Mengutip sumber yang dirahasiakan, The New York Times melaporkan, larangan itu diterapkan untuk mengonter rencana ISIS mengembangkan bom berukuran kecil yang bisa disisipkan ke batere laptop.

ABC melaporkan bahwa informasi intelijen yang diperoleh para pejabat AS sebelumnya tahun ini menunjukkan, kelompok ISIS berusaha mencari cara untuk menyelundupkan bom ke pesawat-pesawat tujuan AS. Sebuah sumber pemerintah mengatakan kepada ABC, informasi ancaman itu telah dikukuhkan dan bisa dipercaya.

Meski demikian, Badan Keamanan Transportasi AS (TSA) membantah adanya ancaman spesifik dan mengatakan melalui sebuah pernyataam bahwa mereka memberlakukan larangan itu karena adanya laporan intelijen yang menunjukkan kelompkok-kelompok teroris terus menunjukkan minatnya menarget penerbangan-penerbangan komersial.

Peraturan baru TSA mengharuskan penumpang penerbangan yang langsung menuju AS dari 10 bandara di Timur Tengah menyimpan peralatan elektronik yang lebih besar dari ponsel di koper-koper yang ditempatkan di bagasi.
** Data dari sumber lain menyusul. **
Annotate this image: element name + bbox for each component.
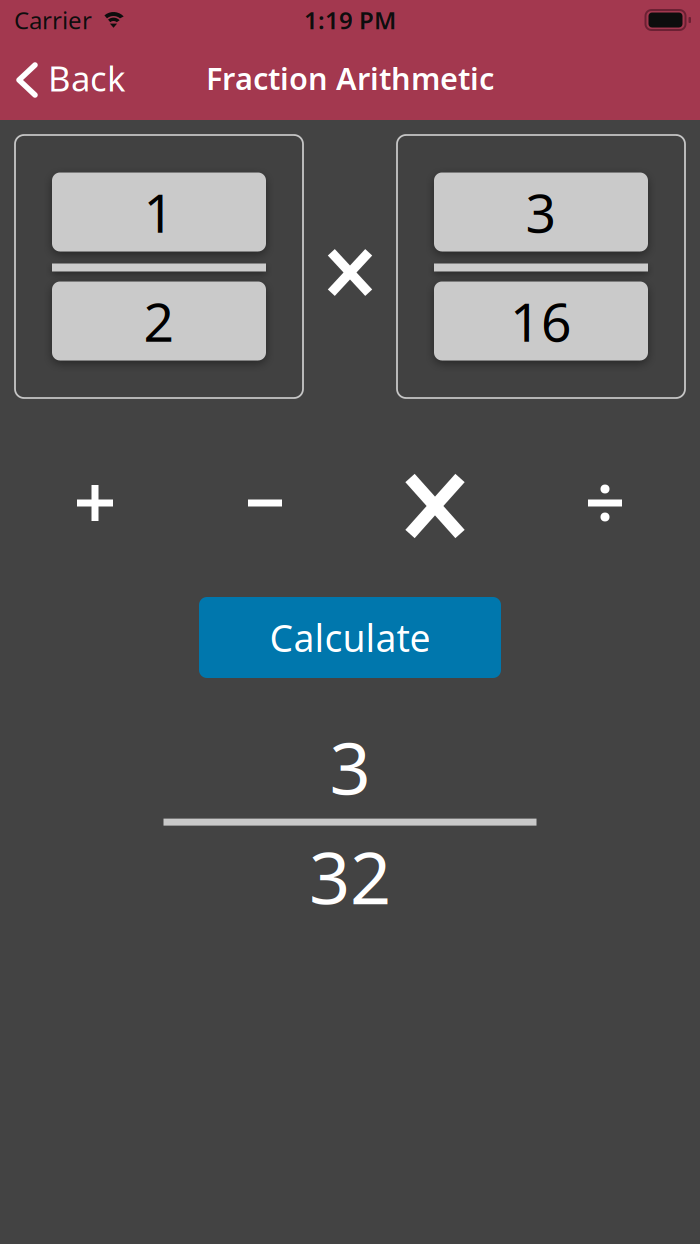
staticText: Carrier <box>14 4 92 36</box>
button[interactable]: First numerator <box>52 172 266 252</box>
button[interactable]: Calculate <box>199 597 501 678</box>
button[interactable]: Divide <box>520 448 690 558</box>
staticText: 2 <box>144 286 174 356</box>
button[interactable]: Second denominator <box>434 282 648 360</box>
button[interactable]: Add <box>10 448 180 558</box>
staticText: Calculate <box>270 613 430 662</box>
button[interactable]: First denominator <box>52 282 266 360</box>
staticText: Back <box>48 55 126 101</box>
button[interactable]: Second numerator <box>434 172 648 252</box>
staticText: 3 <box>526 177 556 247</box>
staticText: Fraction Arithmetic <box>206 58 494 98</box>
staticText: 1 <box>144 177 174 247</box>
staticText: 32 <box>309 829 391 924</box>
staticText: 16 <box>510 286 572 356</box>
staticText: 3 <box>330 719 370 815</box>
button[interactable]: Multiply <box>350 448 520 558</box>
staticText: 1:19 PM <box>304 4 396 36</box>
button[interactable]: Subtract <box>180 448 350 558</box>
button[interactable]: Back <box>0 48 146 112</box>
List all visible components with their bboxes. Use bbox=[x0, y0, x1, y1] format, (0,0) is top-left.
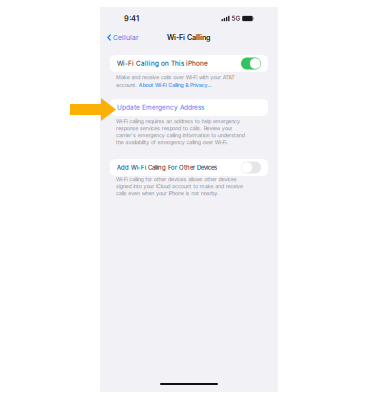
staticText: Cellular bbox=[113, 34, 139, 42]
button[interactable]: Cellular bbox=[100, 31, 146, 44]
button[interactable]: Wi-Fi Calling on This iPhone bbox=[110, 55, 268, 72]
staticText: 5G bbox=[231, 15, 240, 22]
button[interactable]: Update Emergency Address bbox=[110, 99, 268, 116]
staticText: Update Emergency Address bbox=[117, 104, 204, 111]
staticText: Wi-Fi Calling bbox=[167, 33, 211, 42]
staticText: account. bbox=[116, 82, 137, 88]
staticText: Wi-Fi calling for other devices allows o… bbox=[116, 176, 243, 197]
staticText: Wi-Fi calling requires an address to hel… bbox=[116, 118, 245, 146]
staticText: Make and receive calls over Wi-Fi with y… bbox=[116, 74, 234, 80]
staticText: Add Wi-Fi Calling For Other Devices bbox=[117, 164, 217, 171]
button[interactable]: Add Wi-Fi Calling For Other Devices bbox=[110, 159, 268, 176]
staticText: 9:41 bbox=[124, 14, 139, 23]
button[interactable]: About Wi-Fi Calling & Privacy… bbox=[139, 82, 212, 88]
staticText: Wi-Fi Calling on This iPhone bbox=[117, 60, 208, 67]
staticText: About Wi-Fi Calling & Privacy… bbox=[139, 82, 212, 88]
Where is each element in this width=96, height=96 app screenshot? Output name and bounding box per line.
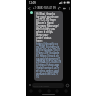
button[interactable]: Attachment option bbox=[55, 89, 59, 93]
staticText: Hi Bhai, thanks for your purchase of ₹12… bbox=[36, 12, 61, 79]
button[interactable]: More options bbox=[67, 6, 71, 10]
staticText: Text message bbox=[33, 84, 49, 87]
button[interactable]: Send bbox=[65, 83, 69, 87]
staticText: 12:09 bbox=[29, 1, 36, 5]
staticText: +1 (888) 555-0199 bbox=[33, 6, 56, 10]
button[interactable]: Attachment option bbox=[47, 89, 51, 93]
button[interactable]: Text message bbox=[32, 83, 64, 88]
button[interactable]: Attachment option bbox=[29, 89, 33, 93]
button[interactable]: Attachment option bbox=[64, 89, 68, 93]
button[interactable]: Hi Bhai, thanks for your purchase of ₹12… bbox=[34, 11, 63, 81]
button[interactable]: Attachment option bbox=[38, 89, 42, 93]
button[interactable]: Video call bbox=[62, 6, 67, 11]
button[interactable]: Back bbox=[27, 6, 32, 11]
button[interactable]: Call bbox=[57, 6, 62, 11]
button[interactable]: Add attachment bbox=[28, 83, 32, 87]
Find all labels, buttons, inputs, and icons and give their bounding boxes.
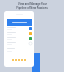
staticText: Pipeline of New Passions: [16, 6, 48, 10]
staticText: View and Manage Your: [18, 2, 47, 6]
button[interactable]: [7, 26, 32, 31]
button[interactable]: [7, 31, 32, 36]
button[interactable]: [7, 19, 32, 26]
button[interactable]: [7, 41, 32, 46]
button[interactable]: [7, 36, 32, 41]
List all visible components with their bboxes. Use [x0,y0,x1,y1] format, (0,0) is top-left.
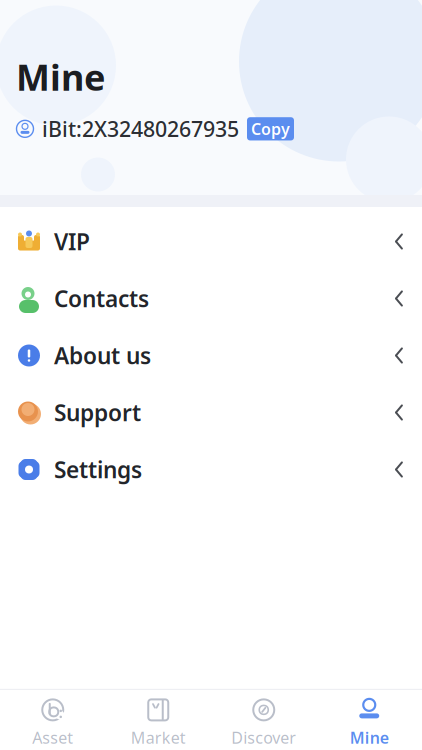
staticText: Asset [32,727,73,748]
staticText: Mine [16,53,105,101]
button[interactable]: Market [106,690,211,750]
staticText: Settings [54,454,142,484]
button[interactable]: About us [0,327,422,384]
button[interactable]: Contacts [0,270,422,327]
button[interactable]: VIP [0,213,422,270]
staticText: Copy [251,118,290,139]
button[interactable]: Discover [211,690,316,750]
staticText: Discover [231,727,296,748]
button[interactable]: Asset [0,690,106,750]
button[interactable]: Support [0,384,422,441]
staticText: VIP [54,226,90,256]
staticText: Mine [350,727,389,748]
staticText: Market [131,727,186,748]
staticText: About us [54,340,151,370]
button[interactable]: Mine [316,690,422,750]
staticText: Contacts [54,283,149,314]
staticText: Support [54,397,141,428]
staticText: iBit:2X32480267935 [42,115,239,143]
button[interactable]: Copy [247,117,294,140]
button[interactable]: Settings [0,441,422,498]
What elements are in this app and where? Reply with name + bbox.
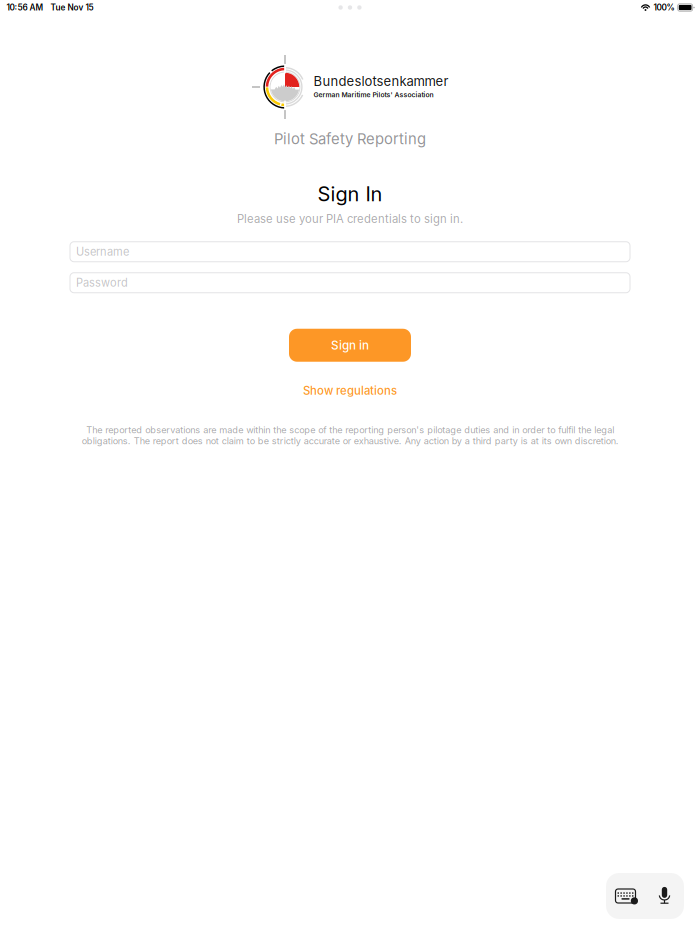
staticText: Username [76, 245, 129, 258]
staticText: Password [76, 276, 128, 289]
staticText: Please use your PIA credentials to sign … [237, 212, 463, 226]
staticText: Sign in [331, 338, 369, 352]
staticText: Bundeslotsenkammer [314, 73, 448, 89]
button[interactable]: Password [70, 273, 630, 293]
staticText: Pilot Safety Reporting [274, 130, 426, 148]
button[interactable]: Username [70, 242, 630, 262]
button[interactable]: Sign in [289, 329, 411, 362]
staticText: 10:56 AM [6, 2, 44, 12]
staticText: German Maritime Pilots' Association [314, 90, 434, 99]
button[interactable]: Show regulations [295, 380, 405, 401]
staticText: 100% [654, 2, 674, 12]
button[interactable]: Show Keyboard [606, 873, 645, 919]
staticText: Tue Nov 15 [50, 2, 94, 12]
staticText: The reported observations are made withi… [82, 424, 618, 447]
button[interactable]: Dictation [645, 873, 684, 919]
staticText: Sign In [318, 182, 382, 206]
staticText: Show regulations [303, 384, 397, 397]
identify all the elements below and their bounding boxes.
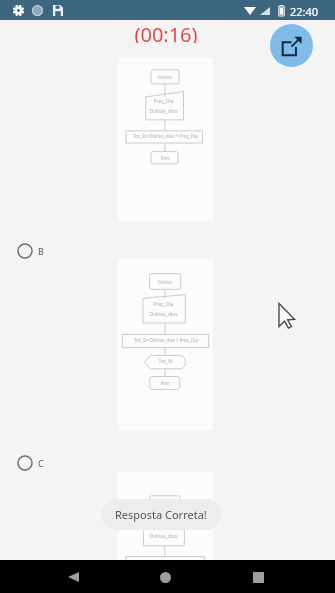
button[interactable]: Início <box>118 472 213 593</box>
staticText: Diárias_dias <box>149 108 178 115</box>
staticText: Tot_St=Diárias_dias * Preç_Dia <box>133 559 198 565</box>
button[interactable]: Back <box>62 566 84 588</box>
staticText: Início <box>158 278 172 285</box>
button[interactable]: (00:16) <box>109 21 222 43</box>
staticText: Tot_St <box>158 358 173 365</box>
staticText: Diárias_dias <box>149 311 178 318</box>
button[interactable]: B <box>16 239 45 263</box>
staticText: Fim <box>160 379 170 386</box>
staticText: 22:40 <box>290 4 319 19</box>
staticText: Fim <box>160 154 170 161</box>
staticText: Diárias_dias <box>149 533 178 540</box>
button[interactable]: Home <box>154 566 176 588</box>
staticText: Tot_St=Diárias_dias / Preç_Dia <box>134 337 198 343</box>
button[interactable]: C <box>16 451 45 475</box>
staticText: Resposta Correta! <box>115 507 207 522</box>
staticText: B <box>38 245 44 257</box>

TSA tidak menyertakan ponsel karena alasan logistik.

Bandara-bandar yang dikenai peraturan itu adalah Queen Alia International Airport, Cairo International Airport, Ataturk International Airport, King Abdul-Aziz International Airport, King Khalid International Airport, Kuwait International Airport, Mohammed V Airport, Hamad International Airport, Dubai International Airport, dan Abu Dhabi International Airport.

Inggris mengikuti AS dalam menerapkan larang serupa terhadap peralatan elektronik berukuran besar, Selasa (21/3), namun versi Inggris agak lebih longgar.